Its a complicated mixture of pain and excitement. Each milestone we reached with Judah is full of excitement and love, its also full of grief. These are milestones we didn't get to meet with our angel. We are so amazed that Judah is alive, so ready to meet him, to hold him, to love on him. But how much more complicated will our emotions be? The losses after having our daughter were much harder, they had a face. We lost four more after having her, and now we have a Judah to fill our arms.

Its complicated, one baby does not fill the holes those lost created.

Saturday, September 1, 2012

Judah

We recently had our 6th ultrasound this past Thursday. Much to our amazement and joy, we are blessed to announce that we have a healthy baby boy. All measurements, testing, you name it, have come back completely normal. He, our son, it healthy. He is thriving. He is alive.

I never dreamt that I would be able to say we are actually going to have another baby, that I was going to be able to see my daughter hold a sibling in her arms. Its an overwhelming thought, a truly amazing feeling of being overwhelmed.
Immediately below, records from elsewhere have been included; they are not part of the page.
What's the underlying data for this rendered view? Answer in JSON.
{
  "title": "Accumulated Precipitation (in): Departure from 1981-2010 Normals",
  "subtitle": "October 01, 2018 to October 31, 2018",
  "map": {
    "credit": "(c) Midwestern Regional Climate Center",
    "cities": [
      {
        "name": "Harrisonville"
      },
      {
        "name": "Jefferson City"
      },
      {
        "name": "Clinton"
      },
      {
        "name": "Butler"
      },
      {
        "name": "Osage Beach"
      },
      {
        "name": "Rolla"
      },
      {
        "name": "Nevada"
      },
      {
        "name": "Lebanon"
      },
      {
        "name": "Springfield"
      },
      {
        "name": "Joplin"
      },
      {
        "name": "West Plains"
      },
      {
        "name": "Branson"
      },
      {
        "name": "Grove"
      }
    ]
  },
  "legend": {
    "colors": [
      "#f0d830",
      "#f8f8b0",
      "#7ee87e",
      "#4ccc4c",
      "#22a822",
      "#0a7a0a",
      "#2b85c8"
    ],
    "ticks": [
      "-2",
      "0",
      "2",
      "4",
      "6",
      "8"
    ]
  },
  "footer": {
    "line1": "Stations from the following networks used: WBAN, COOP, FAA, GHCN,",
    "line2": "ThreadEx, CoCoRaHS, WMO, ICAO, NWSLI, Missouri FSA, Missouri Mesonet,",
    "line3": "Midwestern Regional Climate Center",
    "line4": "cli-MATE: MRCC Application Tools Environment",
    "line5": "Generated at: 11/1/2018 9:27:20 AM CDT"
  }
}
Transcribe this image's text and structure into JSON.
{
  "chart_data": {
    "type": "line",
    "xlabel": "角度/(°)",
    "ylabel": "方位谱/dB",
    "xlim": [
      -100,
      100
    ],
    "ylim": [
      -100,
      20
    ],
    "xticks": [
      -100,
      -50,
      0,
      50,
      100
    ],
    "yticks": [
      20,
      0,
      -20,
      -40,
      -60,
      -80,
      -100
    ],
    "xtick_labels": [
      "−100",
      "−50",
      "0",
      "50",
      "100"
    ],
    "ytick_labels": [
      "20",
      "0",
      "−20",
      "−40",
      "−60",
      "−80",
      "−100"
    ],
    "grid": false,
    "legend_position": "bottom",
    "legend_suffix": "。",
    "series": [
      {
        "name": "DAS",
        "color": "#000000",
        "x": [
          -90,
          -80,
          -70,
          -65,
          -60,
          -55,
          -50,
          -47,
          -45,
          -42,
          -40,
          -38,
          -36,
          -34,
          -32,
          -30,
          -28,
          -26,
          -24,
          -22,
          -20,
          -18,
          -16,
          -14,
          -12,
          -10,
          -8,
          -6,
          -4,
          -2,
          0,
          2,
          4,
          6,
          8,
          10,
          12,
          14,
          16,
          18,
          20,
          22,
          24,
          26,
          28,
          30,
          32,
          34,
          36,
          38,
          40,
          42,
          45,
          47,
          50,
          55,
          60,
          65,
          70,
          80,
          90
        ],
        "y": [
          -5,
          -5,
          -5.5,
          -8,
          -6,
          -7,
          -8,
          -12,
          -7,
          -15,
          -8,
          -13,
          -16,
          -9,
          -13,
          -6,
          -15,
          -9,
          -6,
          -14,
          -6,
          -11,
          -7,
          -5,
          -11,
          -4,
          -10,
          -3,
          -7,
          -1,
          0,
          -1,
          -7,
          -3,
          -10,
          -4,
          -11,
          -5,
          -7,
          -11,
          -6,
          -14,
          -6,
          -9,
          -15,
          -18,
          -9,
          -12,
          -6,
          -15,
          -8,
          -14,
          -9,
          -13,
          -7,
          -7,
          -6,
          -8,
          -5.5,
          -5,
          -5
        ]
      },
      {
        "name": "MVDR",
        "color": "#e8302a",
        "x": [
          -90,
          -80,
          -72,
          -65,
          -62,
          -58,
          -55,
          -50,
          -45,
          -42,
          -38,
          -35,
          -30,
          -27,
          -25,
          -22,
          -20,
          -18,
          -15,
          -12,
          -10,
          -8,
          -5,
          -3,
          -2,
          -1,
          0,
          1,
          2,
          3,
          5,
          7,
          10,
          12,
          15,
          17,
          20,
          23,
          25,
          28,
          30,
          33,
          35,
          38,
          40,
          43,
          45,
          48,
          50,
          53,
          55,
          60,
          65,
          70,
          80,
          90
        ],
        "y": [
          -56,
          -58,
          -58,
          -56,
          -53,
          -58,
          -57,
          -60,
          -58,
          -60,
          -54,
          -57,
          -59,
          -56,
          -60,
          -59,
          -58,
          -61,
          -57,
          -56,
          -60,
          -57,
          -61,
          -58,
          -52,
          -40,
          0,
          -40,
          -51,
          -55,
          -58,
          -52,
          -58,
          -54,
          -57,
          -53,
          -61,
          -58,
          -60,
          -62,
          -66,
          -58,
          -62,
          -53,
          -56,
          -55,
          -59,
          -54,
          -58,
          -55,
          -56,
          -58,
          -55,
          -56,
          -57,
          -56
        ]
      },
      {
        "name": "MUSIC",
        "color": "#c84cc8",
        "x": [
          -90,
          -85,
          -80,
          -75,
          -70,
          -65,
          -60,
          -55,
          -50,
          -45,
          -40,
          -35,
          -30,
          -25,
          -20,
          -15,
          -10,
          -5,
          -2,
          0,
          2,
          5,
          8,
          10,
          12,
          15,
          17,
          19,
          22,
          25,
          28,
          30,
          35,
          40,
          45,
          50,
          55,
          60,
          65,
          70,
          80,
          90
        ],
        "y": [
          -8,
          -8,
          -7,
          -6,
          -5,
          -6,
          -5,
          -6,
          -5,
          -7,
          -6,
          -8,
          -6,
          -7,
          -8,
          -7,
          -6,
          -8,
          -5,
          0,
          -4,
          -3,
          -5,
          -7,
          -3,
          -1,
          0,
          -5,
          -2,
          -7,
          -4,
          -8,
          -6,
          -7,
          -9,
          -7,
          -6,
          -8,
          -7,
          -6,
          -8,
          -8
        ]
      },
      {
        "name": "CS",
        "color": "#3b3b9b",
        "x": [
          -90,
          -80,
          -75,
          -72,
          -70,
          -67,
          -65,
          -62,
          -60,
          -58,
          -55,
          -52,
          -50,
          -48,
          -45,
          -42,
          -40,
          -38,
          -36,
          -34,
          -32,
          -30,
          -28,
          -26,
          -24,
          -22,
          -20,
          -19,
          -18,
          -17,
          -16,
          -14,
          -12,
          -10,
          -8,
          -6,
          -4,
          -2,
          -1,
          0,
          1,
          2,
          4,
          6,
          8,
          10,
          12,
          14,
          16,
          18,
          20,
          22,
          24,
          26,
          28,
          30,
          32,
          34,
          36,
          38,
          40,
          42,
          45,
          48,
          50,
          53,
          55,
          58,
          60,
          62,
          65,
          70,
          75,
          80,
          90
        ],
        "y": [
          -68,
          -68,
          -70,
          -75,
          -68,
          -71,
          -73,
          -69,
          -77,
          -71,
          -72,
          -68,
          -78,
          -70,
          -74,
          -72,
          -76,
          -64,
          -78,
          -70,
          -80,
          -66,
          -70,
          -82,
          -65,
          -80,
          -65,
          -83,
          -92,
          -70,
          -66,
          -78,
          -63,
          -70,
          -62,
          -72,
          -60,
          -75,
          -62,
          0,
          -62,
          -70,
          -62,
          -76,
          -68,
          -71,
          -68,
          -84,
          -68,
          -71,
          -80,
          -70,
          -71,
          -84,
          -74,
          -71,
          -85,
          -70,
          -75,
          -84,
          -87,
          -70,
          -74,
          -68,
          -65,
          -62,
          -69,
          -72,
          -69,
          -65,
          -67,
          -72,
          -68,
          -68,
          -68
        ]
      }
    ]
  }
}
In all our joy we are humbled. Our fears, the horrific dreams, the anxiety. The road we have come down, the things we have overcome. I am humbled. I am in awe that I am now preparing for a boy to come. The crib is in our room, small amounts of clothing have been collected along with the most beautiful, brightly colored cloth diapers. My son, Judah Azariah will live, he does live, he will breath. By the grace of God, I will be able to see my child breathe.